The authors then go on to say that the D-Wave machine has 512 qubits. This is true. But those qubits are nothing like fully connected, so their insinuation that arbitrary systems of 512 variables are solvable is totally ludicrous. Assuming Moore's law works out for D-Wave for a while, we might see that... but it'll be years.

Comment Re:Misleading (Score 2) 81

No no, the presence of a brass gear is all that is necessary to make something steampunk. The Antikythera mechanism is just as steampunk as a rolex watch or a hat with a gear hot-glued to it, which are much more steampunk than a steam locomotive since they produce way too much torque to transmit through brass years. Don't you know anything?
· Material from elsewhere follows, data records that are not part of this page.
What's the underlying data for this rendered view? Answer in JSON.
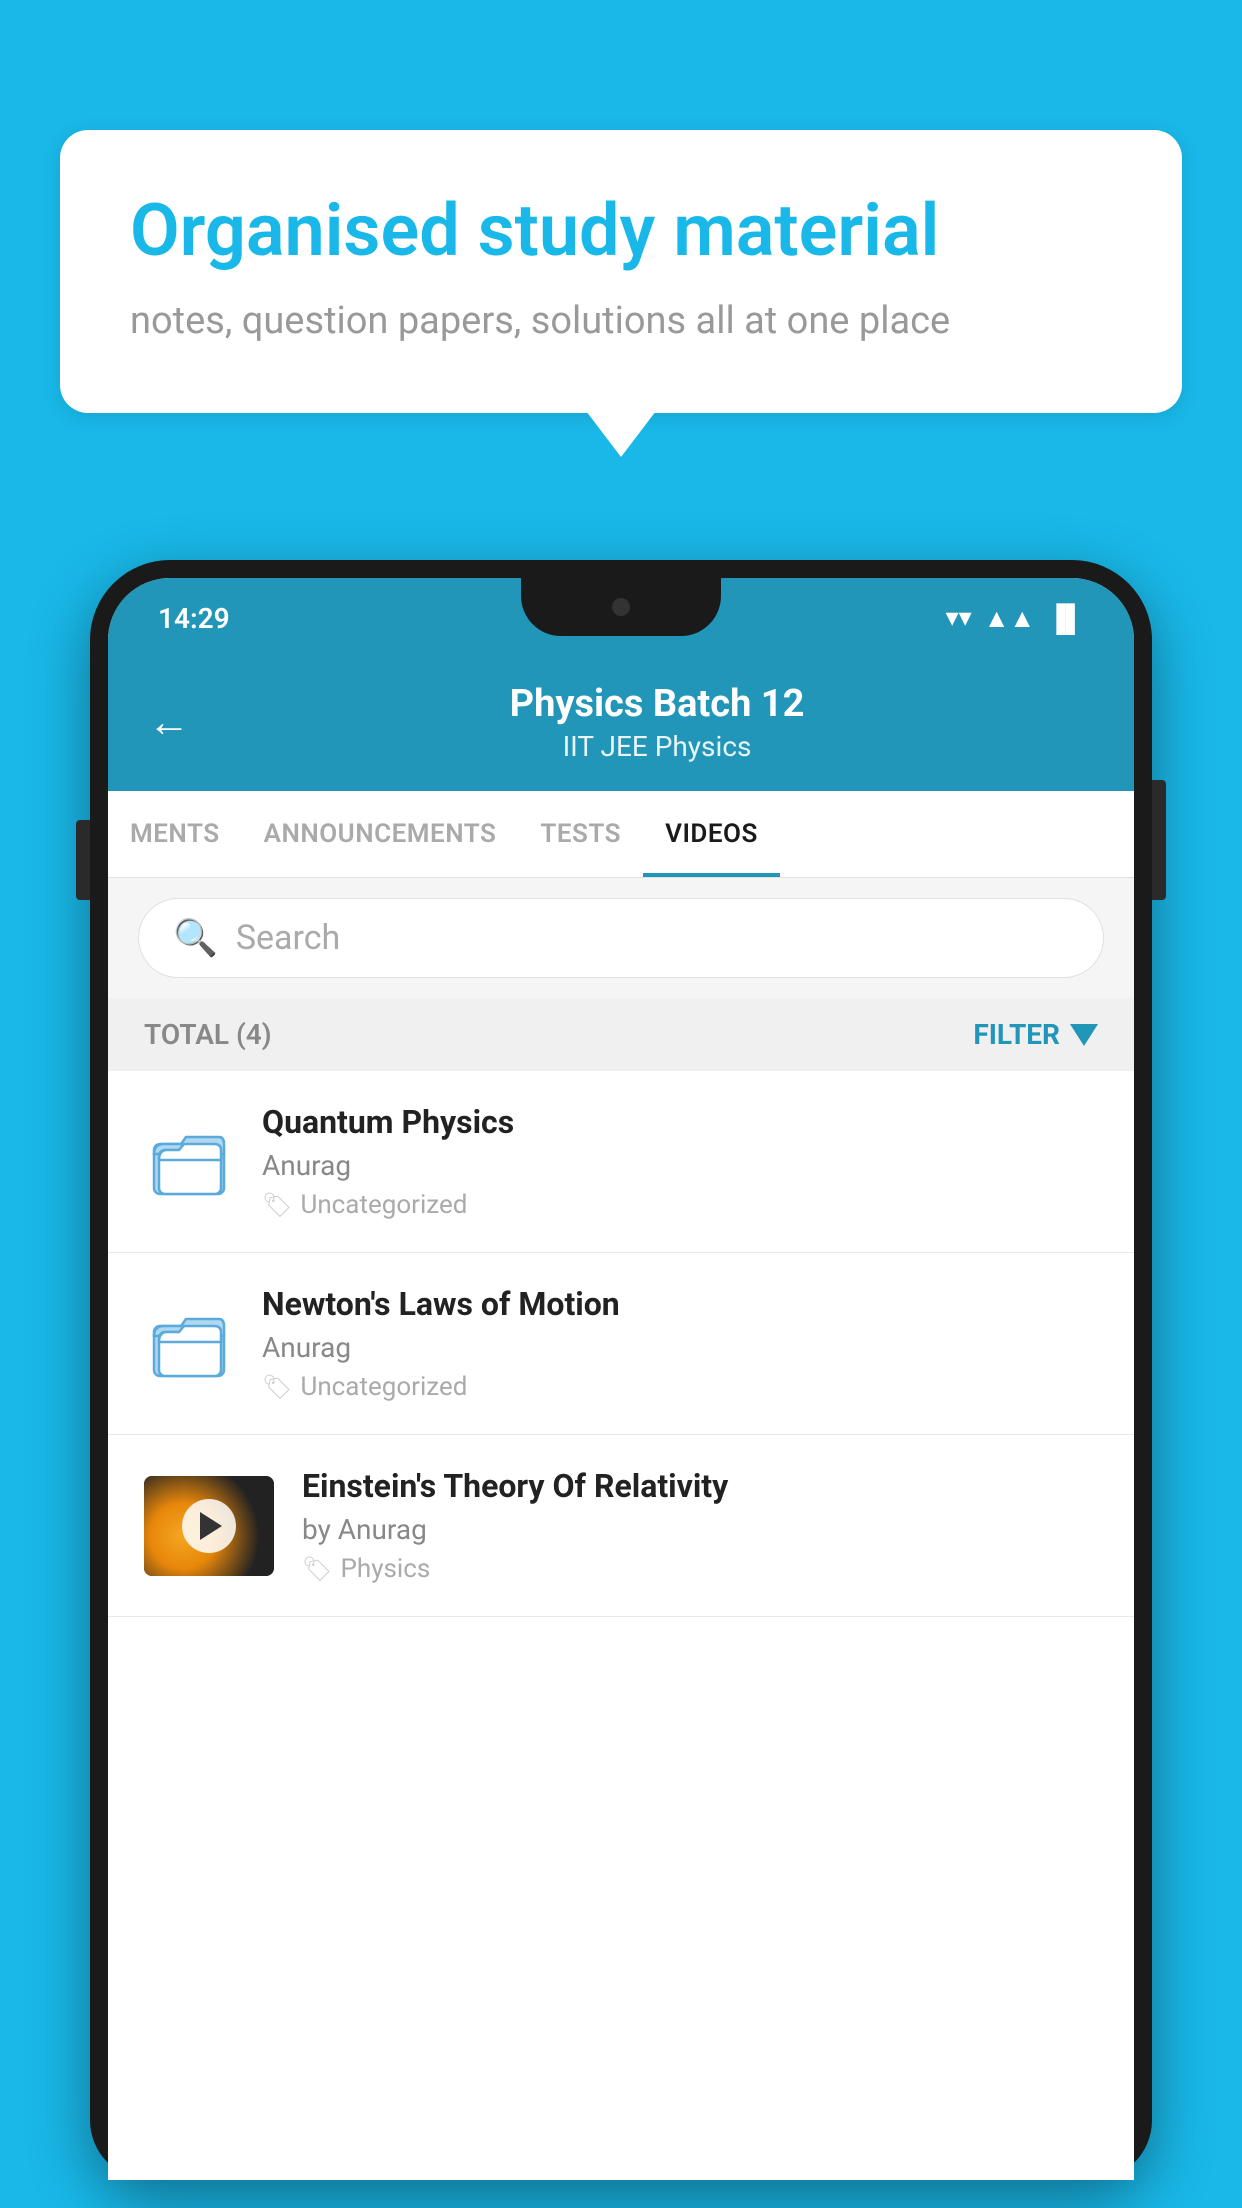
{
  "promo": {
    "title": "Organised study material",
    "subtitle": "notes, question papers, solutions all at one place"
  },
  "status_bar": {
    "time": "14:29",
    "wifi": "▼",
    "signal": "▲",
    "battery": "▐"
  },
  "header": {
    "title": "Physics Batch 12",
    "subtitle": "IIT JEE   Physics",
    "back_label": "←"
  },
  "tabs": [
    {
      "label": "MENTS",
      "active": false
    },
    {
      "label": "ANNOUNCEMENTS",
      "active": false
    },
    {
      "label": "TESTS",
      "active": false
    },
    {
      "label": "VIDEOS",
      "active": true
    }
  ],
  "search": {
    "placeholder": "Search"
  },
  "filter_bar": {
    "total": "TOTAL (4)",
    "filter_label": "FILTER"
  },
  "videos": [
    {
      "id": 1,
      "title": "Quantum Physics",
      "author": "Anurag",
      "tag": "Uncategorized",
      "type": "folder",
      "thumbnail": null
    },
    {
      "id": 2,
      "title": "Newton's Laws of Motion",
      "author": "Anurag",
      "tag": "Uncategorized",
      "type": "folder",
      "thumbnail": null
    },
    {
      "id": 3,
      "title": "Einstein's Theory Of Relativity",
      "author": "by Anurag",
      "tag": "Physics",
      "type": "video",
      "thumbnail": "space"
    }
  ]
}
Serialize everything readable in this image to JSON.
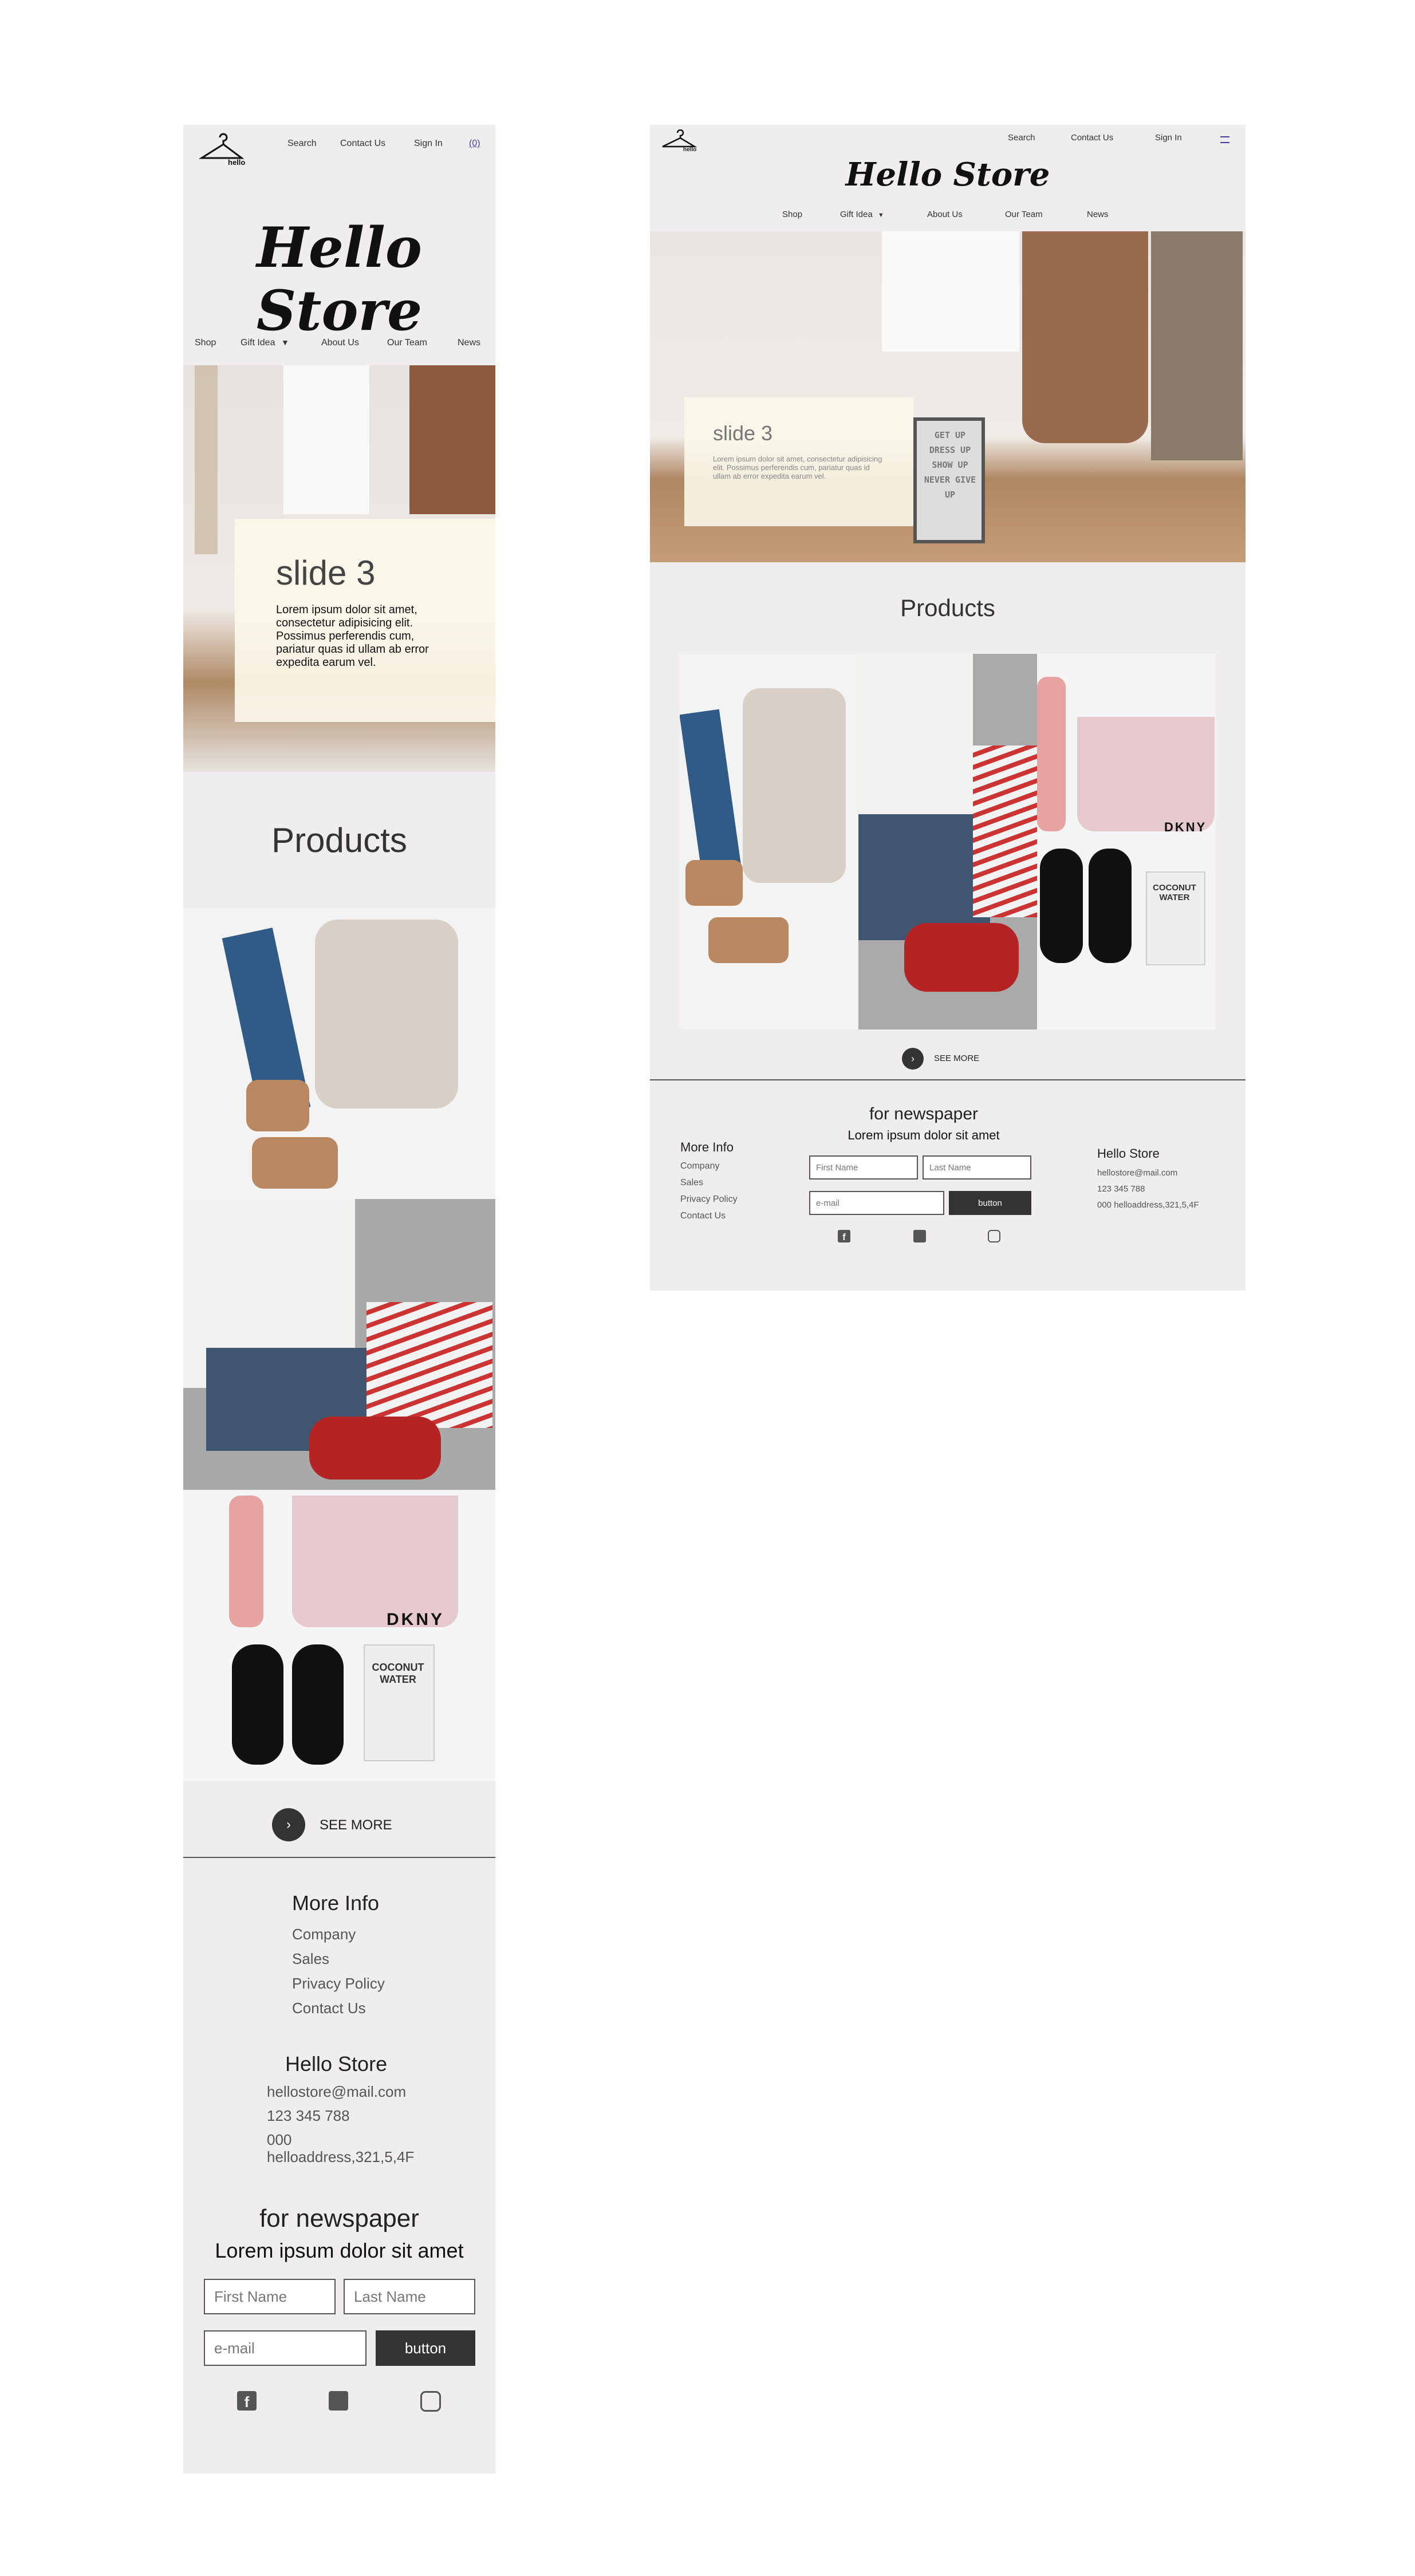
{
  "brand": {
    "title": "Hello Store",
    "logo_text": "hello"
  },
  "topnav": {
    "search": "Search",
    "contact": "Contact Us",
    "signin": "Sign In",
    "cart": "(0)"
  },
  "mainnav": {
    "shop": "Shop",
    "gift": "Gift Idea",
    "about": "About Us",
    "team": "Our Team",
    "news": "News"
  },
  "hero": {
    "slide_title": "slide 3",
    "slide_text": "Lorem ipsum dolor sit amet, consectetur adipisicing elit. Possimus perferendis cum, pariatur quas id ullam ab error expedita earum vel.",
    "poster_text": "GET UP DRESS UP SHOW UP NEVER GIVE UP"
  },
  "products": {
    "title": "Products",
    "see_more": "SEE MORE",
    "brand_label": "DKNY",
    "can_label": "COCONUT WATER"
  },
  "footer": {
    "more_info_title": "More Info",
    "links": [
      "Company",
      "Sales",
      "Privacy Policy",
      "Contact Us"
    ],
    "store_title": "Hello Store",
    "email": "hellostore@mail.com",
    "phone": "123 345 788",
    "address": "000 helloaddress,321,5,4F",
    "newsletter_title": "for newspaper",
    "newsletter_sub": "Lorem ipsum dolor sit amet",
    "first_name_placeholder": "First Name",
    "last_name_placeholder": "Last Name",
    "email_placeholder": "e-mail",
    "button_label": "button"
  },
  "colors": {
    "panel": "#efeded",
    "dark": "#333333",
    "slide_box": "#fbf8ea"
  },
  "icons": [
    "hanger-icon",
    "chevron-down-icon",
    "chevron-right-icon",
    "facebook-icon",
    "twitter-icon",
    "instagram-icon"
  ]
}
Comment Re:That's true, but... (Score 3, Interesting) 212

What makes "the greatest system" depends entirely on what "great" means. If it means "fitting into 500 bytes" or "1ms boot time", etc., then flexibility might be the very last thing that you want.

I've intentionally let the world pass me by, and spent my career learning how to optimize for time & space in several proven stable languages, rather than learn every new widget and buzzword. The drawback is that I'm a little slow when it comes to new tech. But the new shit is way easier to learn than what I've been torturing myself with over the years, and "youngsters" won't catch up to my skill without a decade of practice. And I've never had trouble landing a job.